The Atomwaffen Division (AWD) is made up of a series of leaderless terror cells, drawing on the structure of other US-based neo-Nazi terror organizations such as the National Socialist Liberation Front from the 1970s and The Order, which followed it in the 1980s.

It sees violence and degeneracy as the only way of bringing about the lawless, apocalyptic conditions needed for it to wipe out nonwhite races and those who do not conform to its values.

According to the The Hague-based International Center for Counterterrorism (ICCT), the group is "but one subsection of a rising American radical right that is growing in size, viciousness of message, and acceptance of violence."

However, the group has been remarkably effective in attracting young violence-prone men to join it.

Origins in the internet

The AWD arose through the neo-Nazi website Iron March, an online forum that had been connected with other far-right groups and acts of neo-Nazi terrorism in the US.

Iron March went offline in 2017, but only after spawning various fascist organizations in the US and Europe, including the AWD.

Read more: Combat 18 — The neo-Nazi network facing a ban in Germany

The group has indulged in extreme online hate speech in its invective against minorities — particularly the Jewish and gay communities — as part of its origins. However, it also sought to distance itself from accusations of "keyboard warriorism."
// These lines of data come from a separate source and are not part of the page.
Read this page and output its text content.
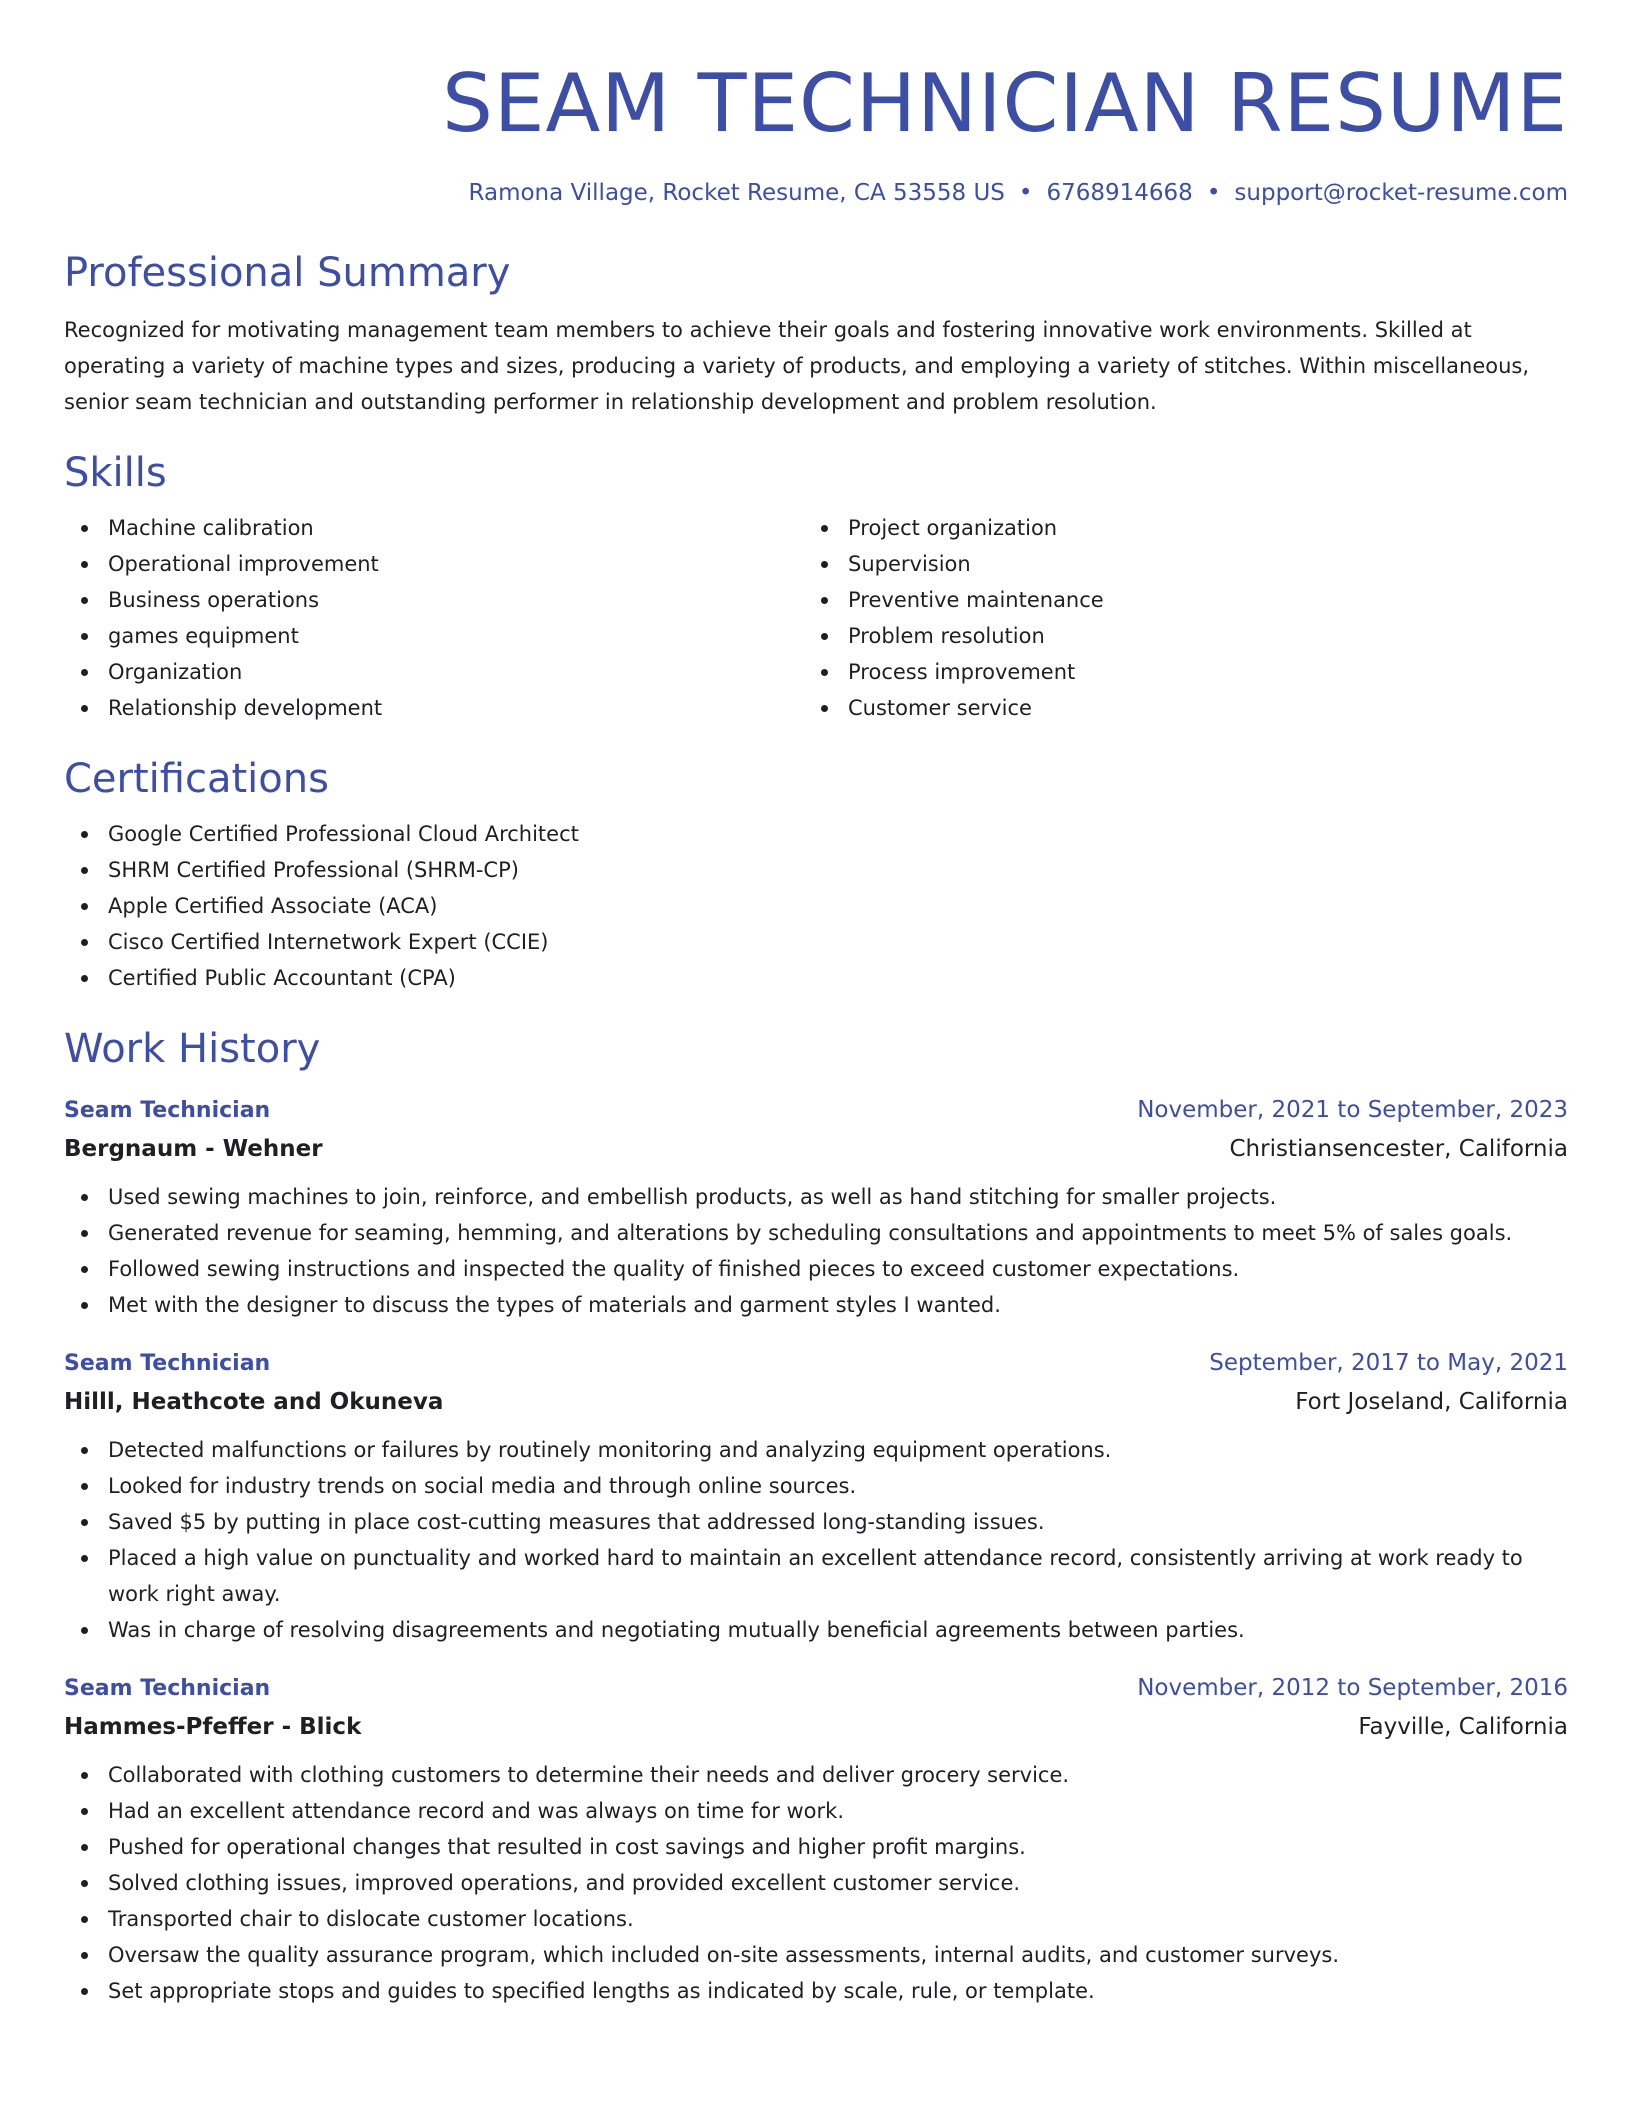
SEAM TECHNICIAN RESUME
Ramona Village, Rocket Resume, CA 53558 US • 6768914668 • support@rocket-resume.com
Professional Summary

Recognized for motivating management team members to achieve their goals and fostering innovative work environments. Skilled at operating a variety of machine types and sizes, producing a variety of products, and employing a variety of stitches. Within miscellaneous, senior seam technician and outstanding performer in relationship development and problem resolution.

Skills
Machine calibration
Operational improvement
Business operations
games equipment
Organization
Relationship development
Project organization
Supervision
Preventive maintenance
Problem resolution
Process improvement
Customer service
Certifications
Google Certified Professional Cloud Architect
SHRM Certified Professional (SHRM-CP)
Apple Certified Associate (ACA)
Cisco Certified Internetwork Expert (CCIE)
Certified Public Accountant (CPA)
Work History
Seam Technician	November, 2021 to September, 2023
Bergnaum - Wehner	Christiansencester, California
Used sewing machines to join, reinforce, and embellish products, as well as hand stitching for smaller projects.
Generated revenue for seaming, hemming, and alterations by scheduling consultations and appointments to meet 5% of sales goals.
Followed sewing instructions and inspected the quality of finished pieces to exceed customer expectations.
Met with the designer to discuss the types of materials and garment styles I wanted.
Seam Technician	September, 2017 to May, 2021
Hilll, Heathcote and Okuneva	Fort Joseland, California
Detected malfunctions or failures by routinely monitoring and analyzing equipment operations.
Looked for industry trends on social media and through online sources.
Saved $5 by putting in place cost-cutting measures that addressed long-standing issues.
Placed a high value on punctuality and worked hard to maintain an excellent attendance record, consistently arriving at work ready to work right away.
Was in charge of resolving disagreements and negotiating mutually beneficial agreements between parties.
Seam Technician	November, 2012 to September, 2016
Hammes-Pfeffer - Blick	Fayville, California
Collaborated with clothing customers to determine their needs and deliver grocery service.
Had an excellent attendance record and was always on time for work.
Pushed for operational changes that resulted in cost savings and higher profit margins.
Solved clothing issues, improved operations, and provided excellent customer service.
Transported chair to dislocate customer locations.
Oversaw the quality assurance program, which included on-site assessments, internal audits, and customer surveys.
Set appropriate stops and guides to specified lengths as indicated by scale, rule, or template.
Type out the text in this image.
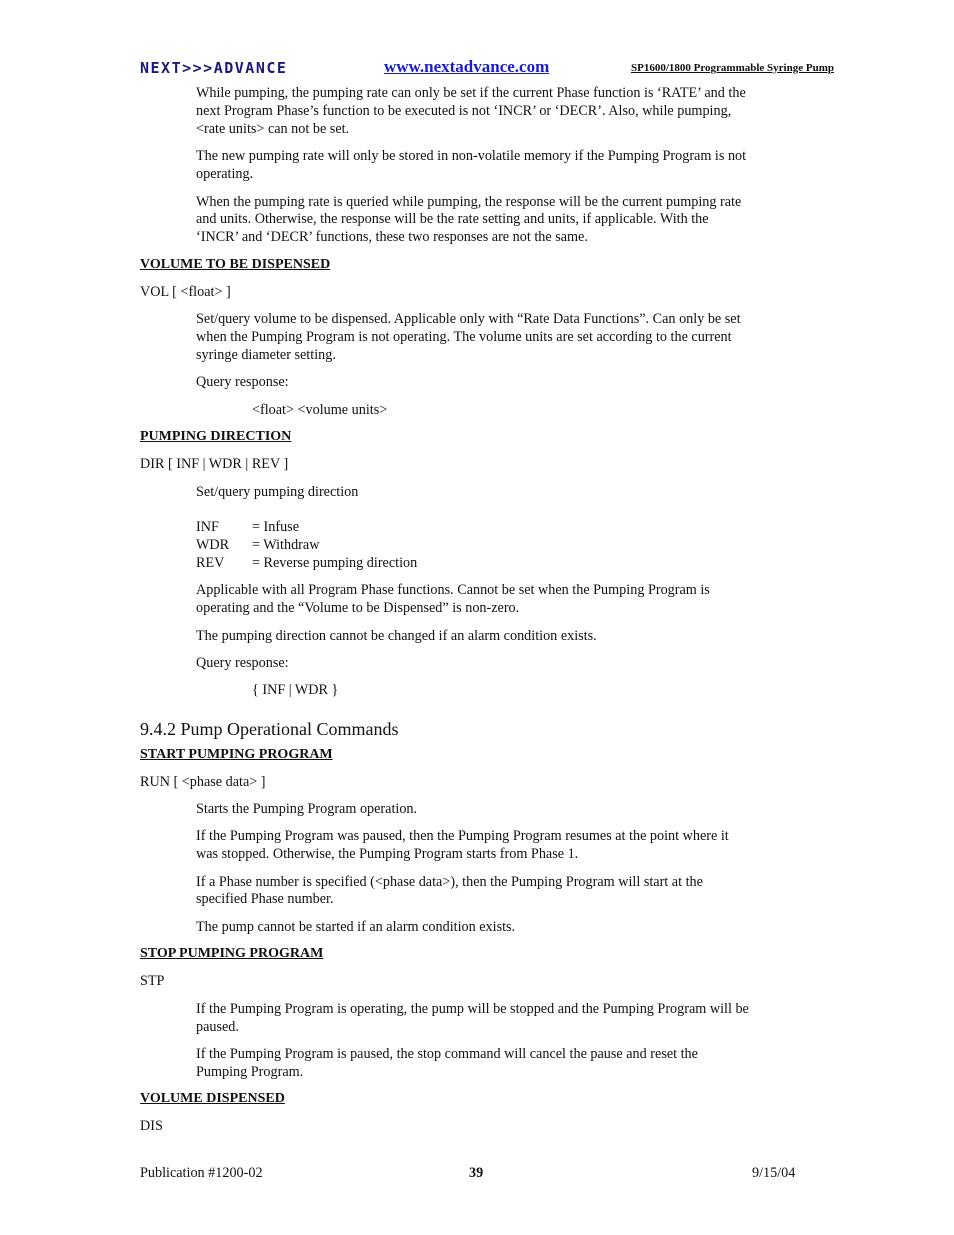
NEXT>>>ADVANCE	www.nextadvance.com	SP1600/1800 Programmable Syringe Pump
While pumping, the pumping rate can only be set if the current Phase function is ‘RATE’ and the
next Program Phase’s function to be executed is not ‘INCR’ or ‘DECR’. Also, while pumping,
<rate units> can not be set.
The new pumping rate will only be stored in non-volatile memory if the Pumping Program is not
operating.
When the pumping rate is queried while pumping, the response will be the current pumping rate
and units. Otherwise, the response will be the rate setting and units, if applicable. With the
‘INCR’ and ‘DECR’ functions, these two responses are not the same.
VOLUME TO BE DISPENSED
VOL [ <float> ]
Set/query volume to be dispensed. Applicable only with “Rate Data Functions”. Can only be set
when the Pumping Program is not operating. The volume units are set according to the current
syringe diameter setting.
Query response:
<float> <volume units>
PUMPING DIRECTION
DIR [ INF | WDR | REV ]
Set/query pumping direction
INF = Infuse
WDR = Withdraw
REV = Reverse pumping direction
Applicable with all Program Phase functions. Cannot be set when the Pumping Program is
operating and the “Volume to be Dispensed” is non-zero.
The pumping direction cannot be changed if an alarm condition exists.
Query response:
{ INF | WDR }
9.4.2 Pump Operational Commands
START PUMPING PROGRAM
RUN [ <phase data> ]
Starts the Pumping Program operation.
If the Pumping Program was paused, then the Pumping Program resumes at the point where it
was stopped. Otherwise, the Pumping Program starts from Phase 1.
If a Phase number is specified (<phase data>), then the Pumping Program will start at the
specified Phase number.
The pump cannot be started if an alarm condition exists.
STOP PUMPING PROGRAM
STP
If the Pumping Program is operating, the pump will be stopped and the Pumping Program will be
paused.
If the Pumping Program is paused, the stop command will cancel the pause and reset the
Pumping Program.
VOLUME DISPENSED
DIS
Publication #1200-02	39	9/15/04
The group claimed to have its largest concentration in Florida and smaller "chapels" in other US states, including New York, Ohio and Oregon.

Online bile to real-life murder

Members sought to move activities from the internet into the real world, posting flyers around university campuses in Florida, Virginia and Boston.

The AWD went on to cause outrage with a 2016 protest against a vigil for victims of the Orlando shootings, in which 49 people were killed at a gay nightclub. Members also took part in a White Lives Matter protest.

The group found itself in trouble with the law astonishingly quickly, with members linked to five murders in three unrelated incidents.

Read more: Identitarian movement — Germany's 'new right' hipsters

Chemnitz against the far right

Two members of the main Florida cell were allegedly killed by another in an internal dispute in 2017.

At around that time, the group's then-leader Brandon Russell was arrested when police found firearms, ammunition and bomb-making supplies in the garage. He had been planning to blow up a power plant.

In another case in December that year, a Virginia AWD adherent shot himself after allegedly murdering the parents of his girlfriend, who had sought to separate their daughter from his immersion in racial hatred.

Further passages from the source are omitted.